Sorry, when I mentioned this error "Error 500: Bad chunk-size in HTTP response: <line number (I don't remember which)>", there was also something about EOF (end of file), maybe EOF not expected or something like that.
Probably won't make it for 0.7.0, targeting 1.0, and making low priority (edge case).
I thought this might help. The other day, I was writing my very simple http server and I got the same problem as described here. The weird thing was my brower has no problem showing a page from my server but the validator says the content type is my url and is not valid just like what the poster says. Anyway, after spending hours, it turned out the validator sends a http header with connection: close, and that triggers my server to close the connection prematurely (even without sending anything). This is a bug in my server but in many cases, http clients expect the server to keep the connection so this was a kind of blind case to me. True, the error message needs to be more helpful for broken servers.

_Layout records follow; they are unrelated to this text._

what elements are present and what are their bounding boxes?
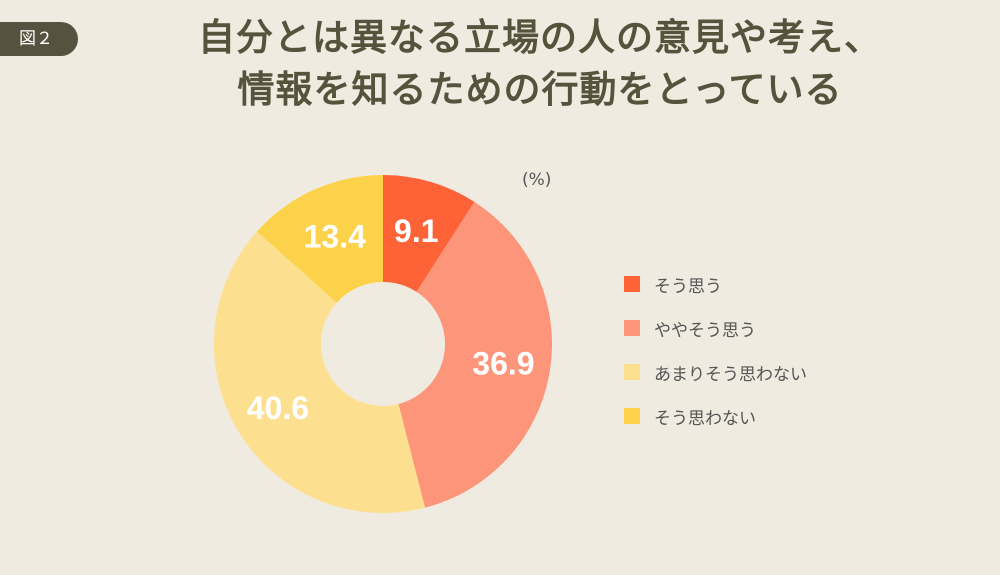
legend-item-somewhat-agree: ややそう思う bbox=[624, 306, 807, 350]
legend-item-disagree: そう思わない bbox=[624, 394, 807, 438]
slice-somewhat-agree bbox=[398, 201, 553, 508]
legend-label-agree: そう思う bbox=[654, 276, 722, 297]
legend-item-agree: そう思う bbox=[624, 262, 807, 306]
legend-item-somewhat-disagree: あまりそう思わない bbox=[624, 350, 807, 394]
slice-label-somewhat-disagree: 40.6 bbox=[247, 390, 309, 426]
chart-title: 自分とは異なる立場の人の意見や考え、 情報を知るための行動をとっている bbox=[130, 12, 950, 116]
figure-badge: 図２ bbox=[0, 22, 78, 56]
legend: そう思う ややそう思う あまりそう思わない そう思わない bbox=[624, 262, 807, 438]
legend-swatch-disagree bbox=[624, 408, 640, 424]
slice-label-disagree: 13.4 bbox=[304, 218, 366, 254]
chart-title-line-1: 自分とは異なる立場の人の意見や考え、 bbox=[198, 16, 882, 59]
slice-agree bbox=[383, 175, 475, 292]
legend-label-disagree: そう思わない bbox=[654, 408, 756, 429]
slice-disagree bbox=[256, 175, 383, 303]
slice-label-somewhat-agree: 36.9 bbox=[472, 345, 534, 381]
unit-label: (%) bbox=[522, 170, 552, 190]
legend-swatch-agree bbox=[624, 276, 640, 292]
legend-label-somewhat-disagree: あまりそう思わない bbox=[654, 364, 807, 385]
chart-title-line-2: 情報を知るための行動をとっている bbox=[237, 68, 843, 111]
legend-swatch-somewhat-disagree bbox=[624, 364, 640, 380]
legend-swatch-somewhat-agree bbox=[624, 320, 640, 336]
legend-label-somewhat-agree: ややそう思う bbox=[654, 320, 756, 341]
slice-somewhat-disagree bbox=[213, 231, 426, 513]
slice-label-agree: 9.1 bbox=[394, 213, 438, 249]
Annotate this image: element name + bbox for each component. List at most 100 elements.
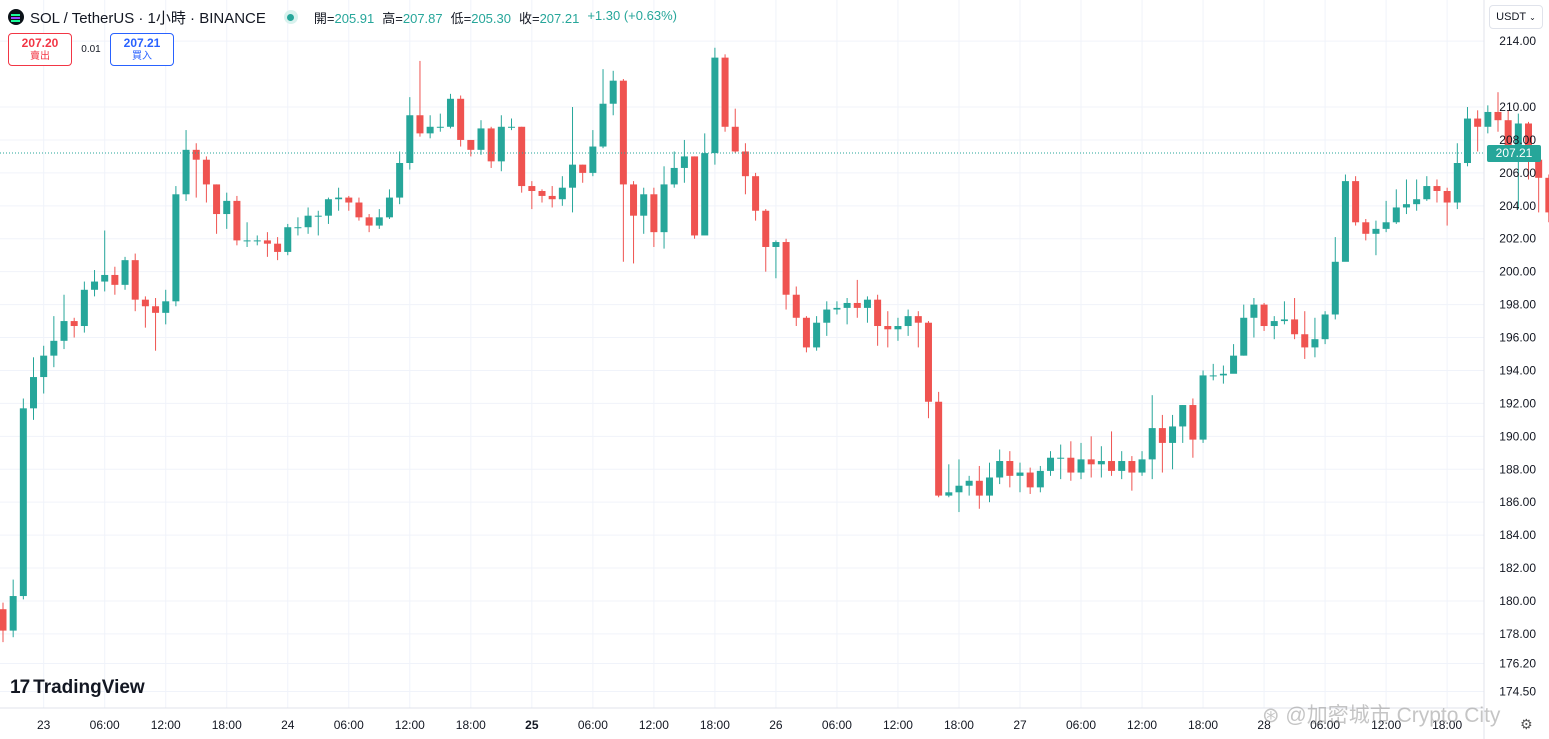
- candle[interactable]: [1392, 189, 1400, 224]
- candle[interactable]: [1209, 363, 1217, 381]
- candle[interactable]: [630, 181, 638, 264]
- candle[interactable]: [965, 475, 973, 496]
- symbol-title[interactable]: SOL / TetherUS · 1小時 · BINANCE: [30, 9, 266, 27]
- candle[interactable]: [1219, 365, 1227, 384]
- candle[interactable]: [416, 60, 424, 137]
- candle[interactable]: [863, 296, 871, 323]
- candle[interactable]: [945, 464, 953, 498]
- candle[interactable]: [192, 143, 200, 198]
- candle[interactable]: [935, 391, 943, 498]
- candle[interactable]: [1026, 467, 1034, 494]
- candle[interactable]: [1423, 176, 1431, 201]
- candle[interactable]: [345, 195, 353, 211]
- candle[interactable]: [131, 253, 139, 312]
- candle[interactable]: [60, 294, 68, 350]
- candle[interactable]: [660, 166, 668, 249]
- candle[interactable]: [1463, 107, 1471, 167]
- candle[interactable]: [1321, 311, 1329, 345]
- candle[interactable]: [487, 126, 495, 168]
- candle[interactable]: [314, 210, 322, 236]
- candle[interactable]: [924, 321, 932, 419]
- candle[interactable]: [914, 311, 922, 348]
- candle[interactable]: [50, 316, 58, 368]
- candle[interactable]: [294, 217, 302, 236]
- candle[interactable]: [182, 130, 190, 201]
- candle[interactable]: [609, 70, 617, 116]
- candle[interactable]: [152, 298, 160, 351]
- candle[interactable]: [1260, 302, 1268, 331]
- candle[interactable]: [843, 298, 851, 325]
- candle[interactable]: [1341, 174, 1349, 262]
- candle[interactable]: [670, 151, 678, 188]
- candle[interactable]: [904, 309, 912, 336]
- candle[interactable]: [40, 345, 48, 394]
- candle[interactable]: [91, 270, 99, 297]
- candle[interactable]: [589, 130, 597, 177]
- candle[interactable]: [1362, 218, 1370, 241]
- candle[interactable]: [823, 301, 831, 336]
- candle[interactable]: [233, 195, 241, 246]
- candle[interactable]: [985, 462, 993, 503]
- candle[interactable]: [1097, 446, 1105, 478]
- candle[interactable]: [782, 238, 790, 310]
- candle[interactable]: [1128, 456, 1136, 491]
- candle[interactable]: [1413, 179, 1421, 211]
- candle[interactable]: [1087, 436, 1095, 478]
- candle[interactable]: [1474, 110, 1482, 152]
- candle[interactable]: [1240, 304, 1248, 356]
- candle[interactable]: [1484, 105, 1492, 134]
- candle[interactable]: [1118, 451, 1126, 480]
- candle[interactable]: [1331, 237, 1339, 320]
- candle[interactable]: [1443, 187, 1451, 226]
- candle[interactable]: [1402, 179, 1410, 215]
- candle[interactable]: [802, 316, 810, 353]
- candle[interactable]: [243, 222, 251, 247]
- candle[interactable]: [19, 398, 27, 600]
- candle[interactable]: [599, 69, 607, 149]
- candle[interactable]: [711, 47, 719, 165]
- candle[interactable]: [1138, 451, 1146, 476]
- candle[interactable]: [70, 317, 78, 338]
- candle[interactable]: [619, 79, 627, 262]
- candle[interactable]: [1199, 370, 1207, 443]
- candle[interactable]: [853, 279, 861, 318]
- candle[interactable]: [1189, 398, 1197, 458]
- currency-selector[interactable]: USDT ⌄: [1489, 5, 1543, 29]
- candle[interactable]: [375, 209, 383, 229]
- candle[interactable]: [172, 186, 180, 307]
- candle[interactable]: [365, 214, 373, 233]
- candle[interactable]: [1352, 176, 1360, 226]
- candle[interactable]: [80, 281, 88, 333]
- candle[interactable]: [874, 294, 882, 346]
- candle[interactable]: [30, 357, 38, 420]
- candle[interactable]: [1169, 414, 1177, 470]
- candle[interactable]: [1179, 405, 1187, 443]
- candle[interactable]: [1494, 92, 1502, 132]
- candle[interactable]: [1047, 451, 1055, 476]
- candle[interactable]: [1504, 110, 1512, 152]
- candle[interactable]: [1067, 441, 1075, 481]
- candle[interactable]: [691, 156, 699, 239]
- candle[interactable]: [9, 579, 17, 638]
- candle[interactable]: [406, 97, 414, 170]
- candle[interactable]: [731, 108, 739, 154]
- candle[interactable]: [1291, 298, 1299, 340]
- candle[interactable]: [792, 286, 800, 327]
- candle[interactable]: [1230, 344, 1238, 374]
- candle[interactable]: [223, 192, 231, 229]
- candle[interactable]: [996, 449, 1004, 485]
- candle[interactable]: [1453, 143, 1461, 210]
- candles[interactable]: [0, 47, 1549, 643]
- candle[interactable]: [497, 115, 505, 172]
- candle[interactable]: [701, 133, 709, 236]
- candle[interactable]: [752, 172, 760, 221]
- candle[interactable]: [274, 237, 282, 261]
- candle[interactable]: [1250, 298, 1258, 338]
- candle[interactable]: [1036, 465, 1044, 493]
- candle[interactable]: [1433, 179, 1441, 203]
- candle[interactable]: [772, 240, 780, 279]
- candle[interactable]: [1158, 414, 1166, 473]
- candle[interactable]: [1535, 158, 1543, 213]
- candle[interactable]: [1016, 462, 1024, 493]
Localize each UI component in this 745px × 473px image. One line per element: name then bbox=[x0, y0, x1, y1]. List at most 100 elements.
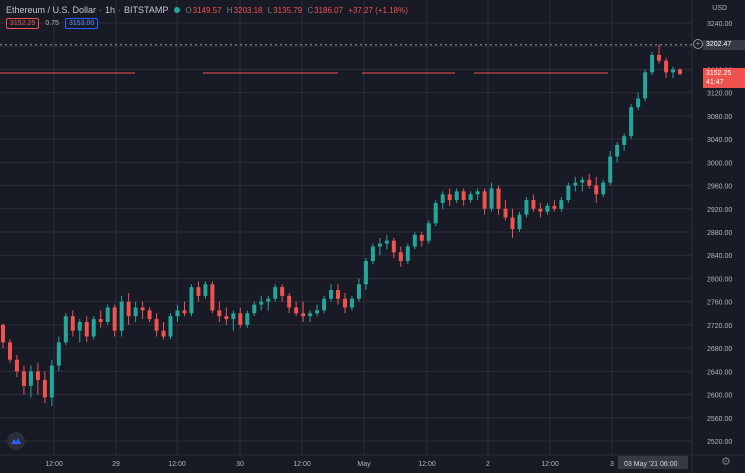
candle-body bbox=[245, 313, 250, 325]
bar-countdown: 41:47 bbox=[706, 78, 724, 86]
time-tick-label: 2 bbox=[486, 461, 490, 468]
tradingview-logo-icon[interactable] bbox=[7, 432, 25, 450]
candle-body bbox=[175, 310, 180, 317]
candle-body bbox=[363, 261, 368, 285]
candle-body bbox=[119, 301, 124, 331]
candle-body bbox=[545, 205, 550, 212]
exchange-label: BITSTAMP bbox=[124, 5, 169, 15]
candle-body bbox=[84, 321, 89, 337]
candle-body bbox=[594, 185, 599, 195]
candle-body bbox=[49, 365, 54, 398]
candle-body bbox=[168, 316, 173, 337]
time-tick-label: 12:00 bbox=[293, 461, 311, 468]
price-tick-label: 3000.00 bbox=[707, 160, 732, 167]
open-key: O bbox=[185, 5, 192, 15]
plus-circle-icon[interactable]: + bbox=[693, 39, 703, 49]
candle-body bbox=[259, 301, 264, 305]
candle-body bbox=[266, 298, 271, 302]
candle-body bbox=[573, 182, 578, 186]
candle-body bbox=[252, 304, 257, 314]
price-tick-label: 2920.00 bbox=[707, 207, 732, 214]
candle-body bbox=[105, 307, 110, 322]
open-value: 3149.57 bbox=[192, 5, 222, 15]
price-tick-label: 2680.00 bbox=[707, 346, 732, 353]
buy-button[interactable]: 3153.00 bbox=[64, 18, 99, 29]
candle-body bbox=[538, 208, 543, 212]
symbol-name[interactable]: Ethereum / U.S. Dollar bbox=[6, 5, 97, 15]
interval-label[interactable]: 1h bbox=[105, 5, 116, 15]
candle-body bbox=[454, 191, 459, 201]
close-value: 3186.07 bbox=[314, 5, 344, 15]
candle-body bbox=[210, 284, 215, 311]
gear-icon[interactable]: ⚙ bbox=[721, 456, 731, 468]
candle-body bbox=[510, 217, 515, 230]
candle-body bbox=[98, 319, 103, 322]
candle-body bbox=[301, 313, 306, 317]
candle-body bbox=[503, 208, 508, 218]
candle-body bbox=[356, 284, 361, 299]
candle-body bbox=[126, 301, 131, 317]
candle-body bbox=[224, 316, 229, 320]
candle-body bbox=[489, 188, 494, 209]
last-price-tag: 3152.25 41:47 bbox=[703, 67, 745, 88]
candle-body bbox=[643, 72, 648, 99]
time-tick-label: 29 bbox=[112, 461, 120, 468]
candle-body bbox=[482, 191, 487, 209]
candle-body bbox=[329, 290, 334, 299]
candle-body bbox=[294, 307, 299, 314]
candle-body bbox=[419, 234, 424, 241]
candle-body bbox=[664, 60, 669, 73]
candle-body bbox=[671, 69, 676, 73]
low-key: L bbox=[267, 5, 273, 15]
price-tick-label: 2960.00 bbox=[707, 184, 732, 191]
sell-button[interactable]: 3152.25 bbox=[6, 18, 40, 29]
price-tick-label: 2640.00 bbox=[707, 369, 732, 376]
candle-body bbox=[140, 307, 145, 311]
candle-body bbox=[391, 240, 396, 253]
candle-body bbox=[447, 194, 452, 201]
candle-body bbox=[308, 313, 313, 317]
quote-panel: 3152.25 0.75 3153.00 bbox=[6, 18, 99, 29]
last-price: 3152.25 bbox=[706, 69, 732, 77]
candle-body bbox=[615, 144, 620, 157]
candle-body bbox=[650, 54, 655, 73]
candle-body bbox=[657, 54, 662, 61]
market-status-icon bbox=[174, 7, 181, 13]
candle-body bbox=[342, 298, 347, 308]
candle-body bbox=[587, 179, 592, 186]
price-tick-label: 3120.00 bbox=[707, 91, 732, 98]
spread-value: 0.75 bbox=[45, 20, 59, 27]
candle-body bbox=[531, 200, 536, 209]
candle-body bbox=[349, 298, 354, 308]
candle-body bbox=[461, 191, 466, 201]
candle-body bbox=[42, 380, 47, 398]
candle-body bbox=[336, 290, 341, 299]
candle-body bbox=[1, 324, 5, 343]
candle-body bbox=[35, 371, 40, 381]
candle-body bbox=[517, 214, 522, 230]
candle-body bbox=[678, 69, 682, 75]
candle-body bbox=[231, 313, 236, 320]
candle-body bbox=[203, 284, 208, 296]
candle-body bbox=[196, 287, 201, 296]
candle-body bbox=[56, 342, 61, 366]
crosshair-price-tag: 3202.47 bbox=[703, 39, 745, 50]
ohlc-values: O3149.57 H3203.18 L3135.79 C3186.07 +37.… bbox=[185, 6, 410, 15]
high-key: H bbox=[226, 5, 233, 15]
candle-body bbox=[238, 313, 243, 325]
candle-body bbox=[63, 316, 68, 343]
time-tick-label: 12:00 bbox=[541, 461, 559, 468]
candle-body bbox=[608, 156, 613, 183]
candle-body bbox=[468, 194, 473, 201]
candle-body bbox=[161, 330, 166, 337]
time-tick-label: 12:00 bbox=[168, 461, 186, 468]
candle-body bbox=[189, 287, 194, 314]
crosshair-time-label: 03 May '21 06:00 bbox=[624, 461, 678, 468]
candle-body bbox=[412, 234, 417, 247]
price-tick-label: 2600.00 bbox=[707, 393, 732, 400]
candle-body bbox=[370, 246, 375, 262]
separator: · bbox=[99, 5, 103, 15]
candle-body bbox=[315, 310, 320, 314]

This is caused by parsing logic blowing up somewhere in LWP and propogating up to our code. I'd suggest closing this as INVALID as it isn't really our bug (neither cause nor symptom is in our code). Possibly this could be dealt with in our code iff we add some level of HTTP checking, but meanwhile it's not really something we want to deal with. Reassigning to Olivier; I'm not touching this one so I'll leave it to you to make a call on what to do with the Bug.
+1 for closing as invalid.
Closing, will see if I can report this to the LWP bug database.